In this study, we aimed to explore the effects of imatinib on the proliferation of rheumatoid arthritis synovial cell (RA-FLS) and inflammatory responses by regulating CSF1R. Differential genes were screened via microarray analysis, followed by being analysed through the weighted co-expression network (WGCNA) network, that included module and cluster analysis.

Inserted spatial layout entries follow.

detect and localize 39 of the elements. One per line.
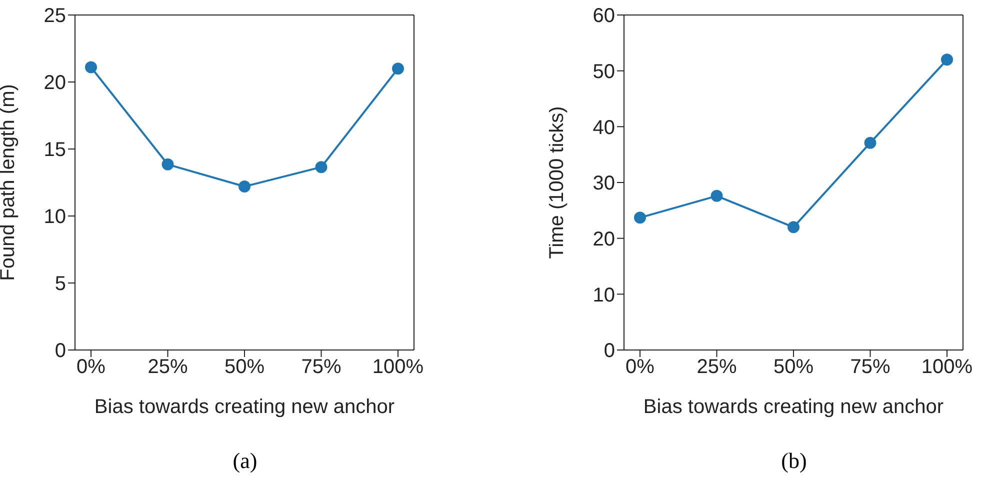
point — [941, 54, 953, 66]
x-tick-label: 100% — [372, 356, 424, 378]
x-tick-label: 25% — [148, 356, 188, 378]
y-tick-label: 0 — [54, 340, 66, 362]
y-tick-label: 0 — [604, 340, 615, 362]
y-axis-title: Found path length (m) — [0, 84, 20, 281]
y-tick-label: 30 — [592, 172, 615, 195]
point — [238, 180, 250, 193]
x-tick-label: 25% — [696, 356, 737, 378]
y-tick-label: 5 — [54, 273, 66, 296]
y-tick-label: 60 — [592, 5, 615, 28]
text: (a) — [232, 448, 258, 474]
point — [162, 158, 174, 170]
point — [392, 62, 404, 75]
x-tick-label: 75% — [850, 356, 890, 378]
x-axis-title: Bias towards creating new anchor — [643, 396, 944, 418]
point — [710, 190, 723, 202]
x-tick-label: 0% — [76, 356, 106, 378]
x-axis-title: Bias towards creating new anchor — [94, 396, 395, 418]
y-tick-label: 20 — [592, 228, 615, 250]
y-tick-label: 15 — [44, 139, 66, 162]
x-tick-label: 0% — [626, 356, 655, 378]
y-tick-label: 50 — [592, 60, 615, 83]
x-tick-label: 50% — [224, 356, 265, 378]
text: (b) — [780, 448, 808, 474]
x-tick-label: 75% — [301, 356, 342, 378]
y-tick-label: 40 — [592, 116, 615, 139]
point — [315, 161, 328, 174]
point — [634, 212, 646, 224]
y-tick-label: 10 — [592, 284, 615, 306]
x-tick-label: 100% — [921, 356, 973, 378]
y-axis-title: Time (1000 ticks) — [546, 106, 568, 259]
point — [85, 61, 97, 74]
y-tick-label: 25 — [44, 5, 66, 28]
y-tick-label: 10 — [44, 206, 66, 228]
point — [864, 136, 876, 149]
y-tick-label: 20 — [44, 72, 66, 94]
point — [788, 221, 800, 234]
x-tick-label: 50% — [773, 356, 814, 378]
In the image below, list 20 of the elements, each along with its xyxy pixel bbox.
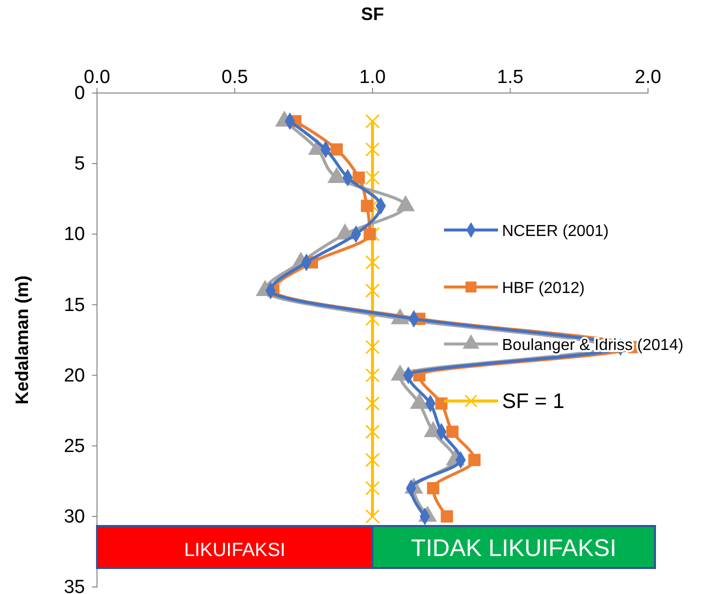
y-tick-label: 35 (64, 577, 85, 594)
y-tick-label: 15 (64, 294, 85, 316)
y-tick-label: 5 (74, 154, 85, 175)
legend-label: SF = 1 (502, 390, 564, 413)
x-axis-title: SF (360, 4, 384, 24)
y-tick-label: 10 (64, 224, 85, 246)
legend-label: HBF (2012) (502, 280, 585, 297)
y-tick-label: 0 (74, 83, 85, 104)
annotation: TIDAK LIKUIFAKSI (411, 535, 616, 562)
y-tick-label: 20 (64, 365, 85, 386)
y-axis-title: Kedalaman (m) (12, 275, 32, 405)
x-tick-label: 0.5 (222, 67, 248, 88)
x-tick-label: 2.0 (634, 67, 662, 88)
legend-label: NCEER (2001) (502, 223, 609, 240)
y-tick-label: 30 (64, 506, 85, 528)
x-tick-label: 1.0 (359, 67, 386, 88)
y-tick-label: 25 (64, 436, 85, 457)
x-tick-label: 1.5 (497, 67, 524, 88)
annotation: LIKUIFAKSI (184, 540, 286, 561)
x-tick-label: 0.0 (84, 67, 110, 88)
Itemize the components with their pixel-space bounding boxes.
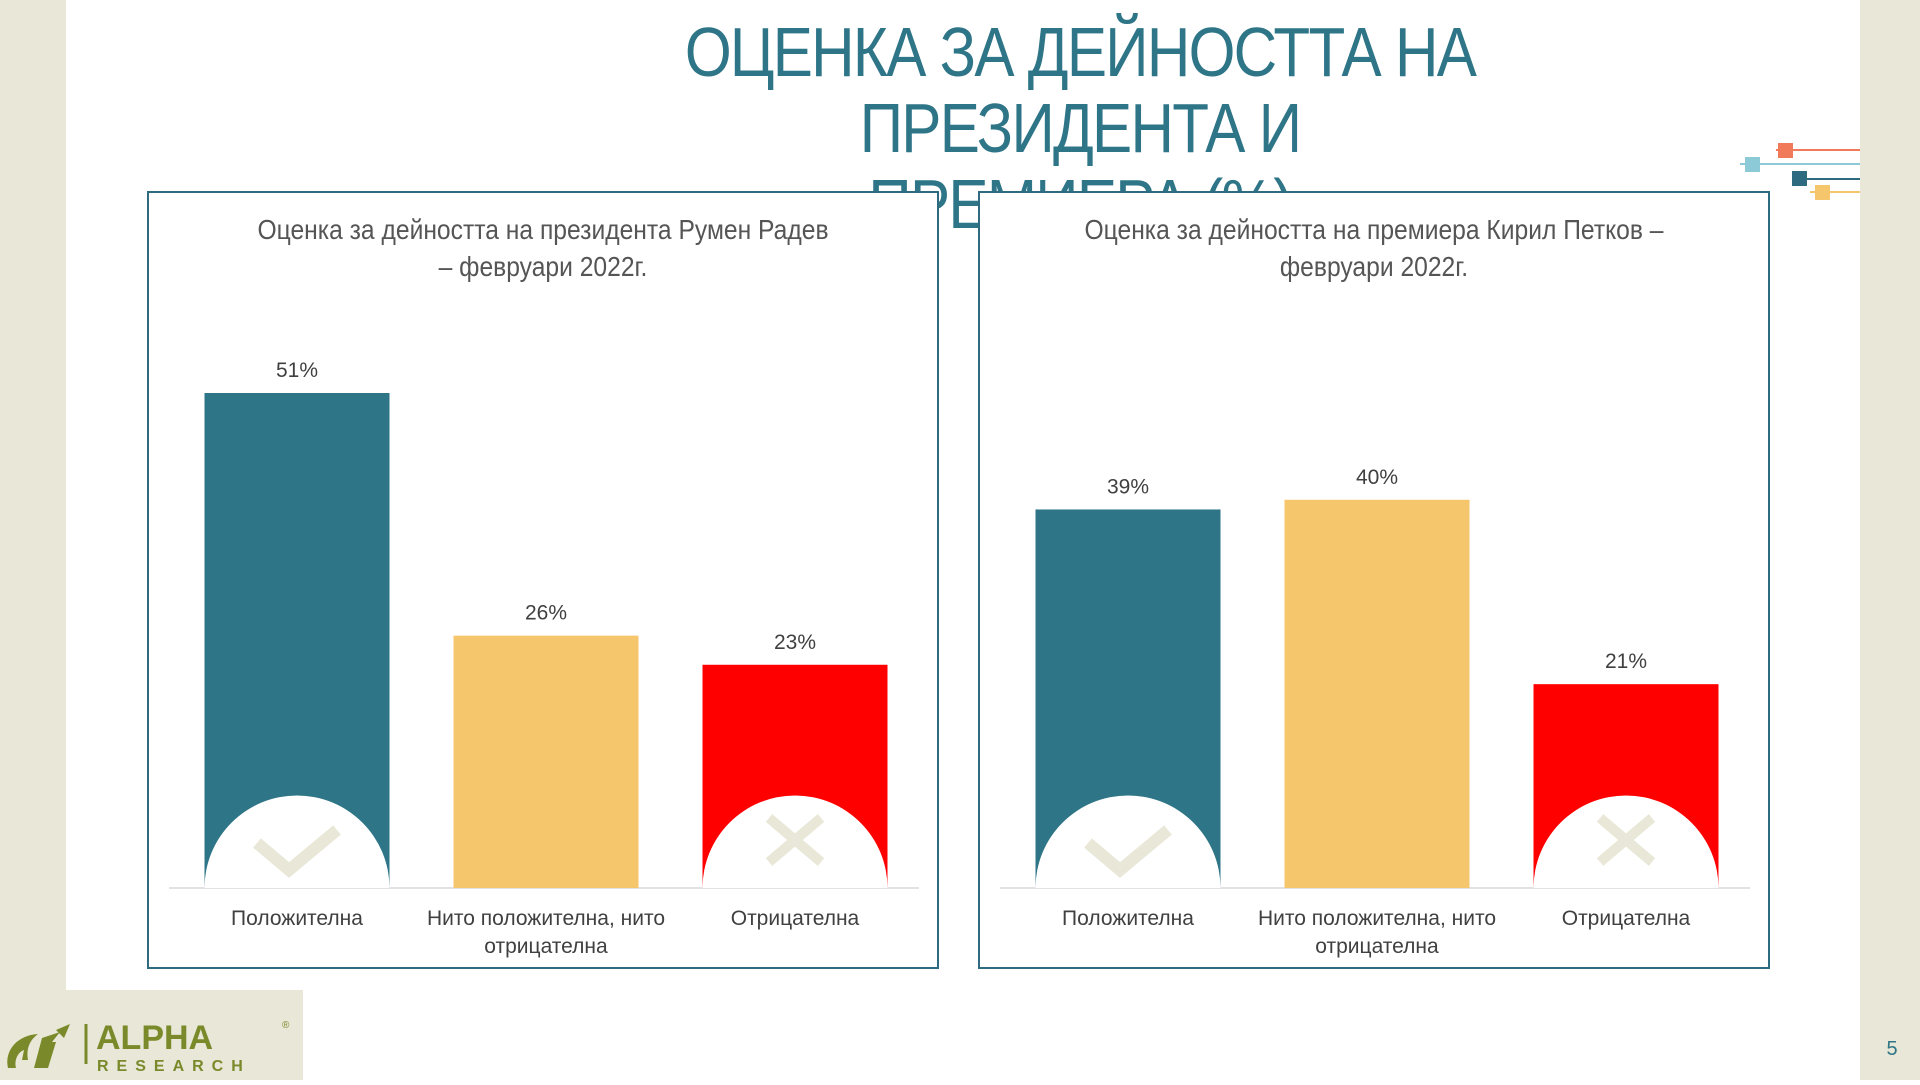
premier-chart-title-line-2: февруари 2022г. — [1279, 251, 1469, 282]
logo-subtitle: RESEARCH — [97, 1058, 251, 1075]
check-icon — [1035, 795, 1221, 888]
alpha-research-logo: ALPHA ® RESEARCH — [0, 990, 303, 1080]
premier-chart-title-line-1: Оценка за дейността на премиера Кирил Пе… — [1084, 214, 1664, 245]
data-label: 40% — [1356, 466, 1398, 489]
data-label: 51% — [276, 359, 318, 382]
bar — [453, 635, 639, 888]
category-label: Положителна — [1062, 907, 1194, 930]
data-label: 21% — [1605, 650, 1647, 673]
president-chart-title-line-2: – февруари 2022г. — [438, 251, 648, 282]
cross-icon — [1533, 795, 1719, 888]
cross-icon — [702, 795, 888, 888]
category-label: Нито положителна, нито — [427, 907, 665, 930]
alpha-research-logo-graphic: ALPHA ® RESEARCH — [7, 1019, 290, 1075]
category-label: Нито положителна, нито — [1258, 907, 1496, 930]
left-side-band — [0, 0, 66, 1080]
logo-registered-mark: ® — [282, 1020, 290, 1031]
check-icon — [204, 795, 390, 888]
data-label: 26% — [525, 602, 567, 625]
president-chart-panel: Оценка за дейността на президента Румен … — [147, 191, 939, 969]
category-label: Отрицателна — [1562, 907, 1691, 930]
data-label: 23% — [774, 631, 816, 654]
data-label: 39% — [1107, 475, 1149, 498]
president-bar-chart: 51% Положителна 26% Нито положителна, нито о… — [169, 359, 919, 958]
page-number: 5 — [1886, 1038, 1898, 1060]
president-chart-title-line-1: Оценка за дейността на президента Румен … — [257, 214, 829, 245]
right-side-band — [1860, 0, 1920, 1080]
category-label: Отрицателна — [731, 907, 860, 930]
premier-chart-panel: Оценка за дейността на премиера Кирил Пе… — [978, 191, 1770, 969]
logo-name: ALPHA — [96, 1019, 213, 1057]
category-label: отрицателна — [1315, 935, 1439, 958]
bar — [1284, 499, 1470, 888]
category-label: отрицателна — [484, 935, 608, 958]
premier-bar-chart: 39% Положителна 40% Нито положителна, нито о… — [1000, 466, 1750, 958]
president-chart-title: Оценка за дейността на президента Румен … — [231, 211, 854, 285]
decorative-lines-icon — [1740, 143, 1860, 200]
category-label: Положителна — [231, 907, 363, 930]
slide-title-line-1: ОЦЕНКА ЗА ДЕЙНОСТТА НА ПРЕЗИДЕНТА И — [684, 13, 1477, 167]
premier-chart-title: Оценка за дейността на премиера Кирил Пе… — [1062, 211, 1685, 285]
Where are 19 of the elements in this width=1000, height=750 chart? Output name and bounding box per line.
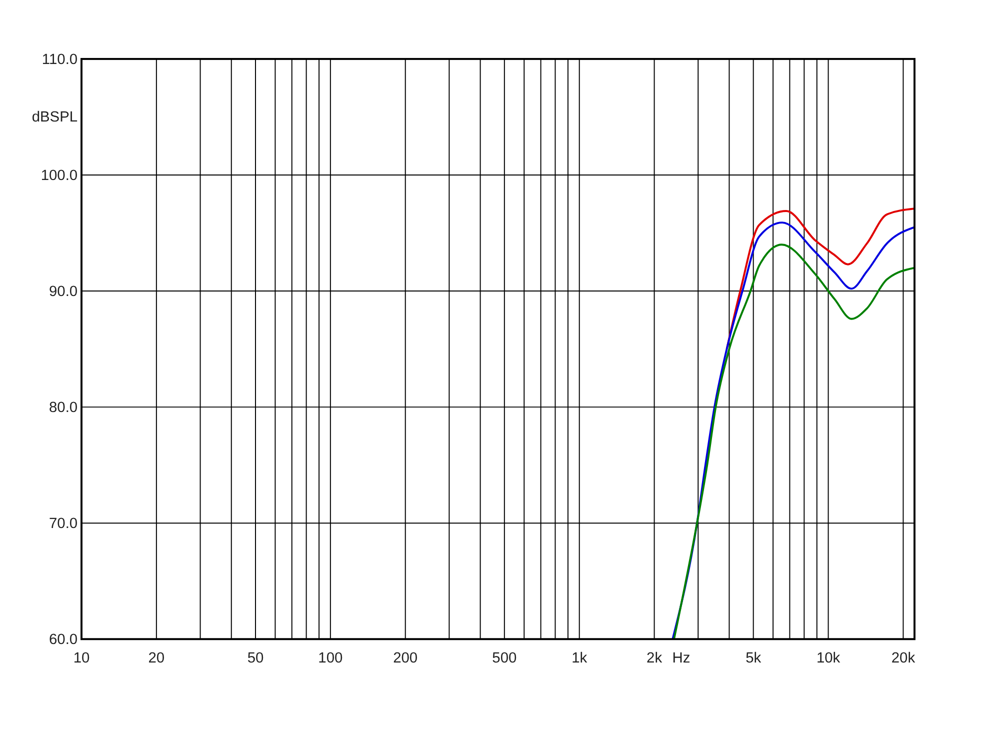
x-tick-label: 5k bbox=[746, 650, 762, 667]
x-tick-label: 200 bbox=[393, 650, 418, 667]
x-tick-label: 10k bbox=[816, 650, 841, 667]
y-tick-label: 60.0 bbox=[48, 632, 78, 648]
x-tick-label: 2k bbox=[646, 650, 663, 667]
y-tick-label: 110.0 bbox=[42, 52, 78, 68]
x-tick-label: 100 bbox=[318, 650, 343, 667]
y-axis-title: dBSPL bbox=[32, 110, 78, 126]
x-tick-label: 500 bbox=[492, 650, 517, 667]
x-axis-title: Hz bbox=[672, 650, 690, 667]
x-tick-label: 50 bbox=[247, 650, 264, 667]
y-tick-label: 70.0 bbox=[48, 516, 78, 532]
y-tick-label: 80.0 bbox=[48, 400, 78, 416]
x-tick-label: 1k bbox=[572, 650, 588, 667]
y-tick-label: 90.0 bbox=[48, 284, 78, 300]
x-tick-label: 20 bbox=[148, 650, 165, 667]
x-tick-label: 20k bbox=[891, 650, 916, 667]
y-tick-label: 100.0 bbox=[40, 168, 78, 184]
x-tick-label: 10 bbox=[73, 650, 90, 667]
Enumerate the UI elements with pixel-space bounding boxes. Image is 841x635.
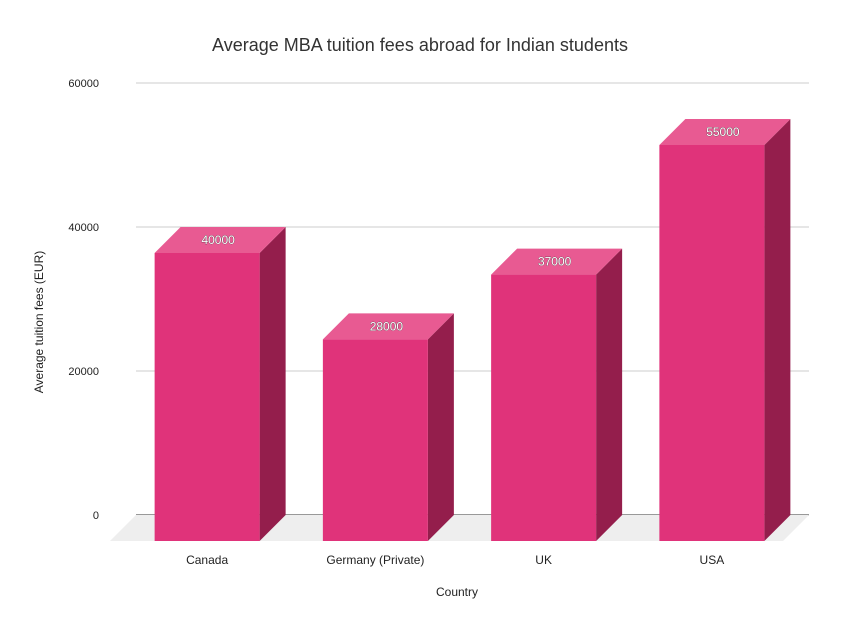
bar: 40000 [154, 227, 286, 541]
bar-front [659, 145, 765, 541]
bar: 37000 [491, 248, 623, 541]
x-tick-label: UK [535, 553, 552, 567]
bar-front [154, 253, 260, 541]
bar-side [596, 248, 623, 541]
x-axis-label: Country [436, 585, 478, 599]
y-tick-label: 60000 [68, 78, 99, 90]
bar-top [491, 248, 623, 275]
data-label: 55000 [706, 125, 740, 139]
y-axis-ticks: 0 20000 40000 60000 [68, 78, 99, 522]
bar-top [659, 119, 791, 145]
bar: 28000 [322, 313, 454, 541]
chart-floor [110, 515, 809, 541]
bar-front [322, 339, 428, 541]
bar-side [259, 227, 286, 541]
bar-side [764, 119, 791, 541]
x-tick-label: Germany (Private) [326, 553, 424, 567]
bar-front [491, 274, 597, 541]
x-tick-label: Canada [186, 553, 228, 567]
chart-title: Average MBA tuition fees abroad for Indi… [212, 35, 628, 55]
bar: 55000 [659, 119, 791, 541]
data-label: 37000 [538, 255, 572, 269]
y-tick-label: 20000 [68, 366, 99, 378]
data-label: 28000 [370, 319, 404, 333]
x-axis-ticks: Canada Germany (Private) UK USA [186, 553, 724, 567]
data-label: 40000 [201, 233, 235, 247]
y-axis-label: Average tuition fees (EUR) [32, 251, 46, 394]
x-tick-label: USA [700, 553, 725, 567]
y-tick-label: 0 [93, 510, 99, 522]
y-tick-label: 40000 [68, 222, 99, 234]
bars: 40000 28000 37000 55000 [154, 119, 791, 541]
bar-side [427, 313, 454, 541]
bar-top [322, 313, 454, 340]
bar-top [154, 227, 286, 253]
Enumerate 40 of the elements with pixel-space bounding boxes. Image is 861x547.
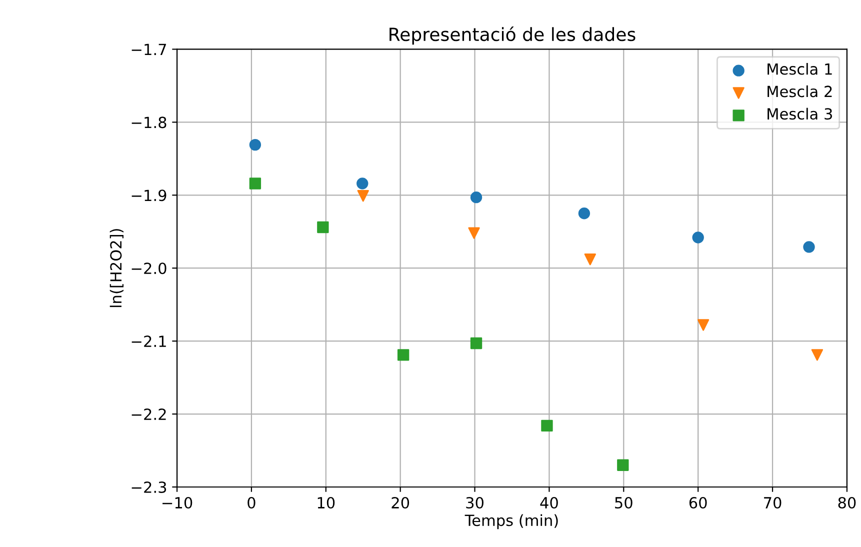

The relationship between imatinib and genes was visualized using the Search Tool for the Retrieval of Interacting Genes (STITCH) database. Expressions of mRNA and protein were determined by reverse transcription-polymerase chain reaction (RT-PCR) and Western blot, respectively. Cell viability was examined via clone formation assay, while cell cycle and apoptosis were analysed through flow cytometry analysis. The hub gene CSF1R was ultimately determined by microarray analysis and WGCNA analysis. Colony-stimulating-factor receptor-1 (SF1R) was highly expressed in rheumatoid arthritis tissues and cells, and CSF1R over-expression could promote inflammatory responses. Moreover, CSF1R could promote RA-FLS proliferation, inhibit apoptosis and accelerate the cell cycle. The targeting relationship between imatinib and CSF1R was also validated in this study. Imatinib attenuated RA-FLS inflammation in a concentration-dependent manner. Meanwhile, imatinib could inhibit RA-FLS proliferation and promote apoptosis, ultimately reducing the damage of RA-FLS. Over-expression of CSF1R accelerated the cell cycle and proliferation of RA-FLS, while inhibiting cell apoptosis. Conversely, imatinib could significantly restrain the cell cycle and viability of RA-FLS and accelerated apoptosis via suppression of CSF1R expression. Further, histological and serological assay investigated and proved the proinflammatory effects of CSF1R in RA rabbits.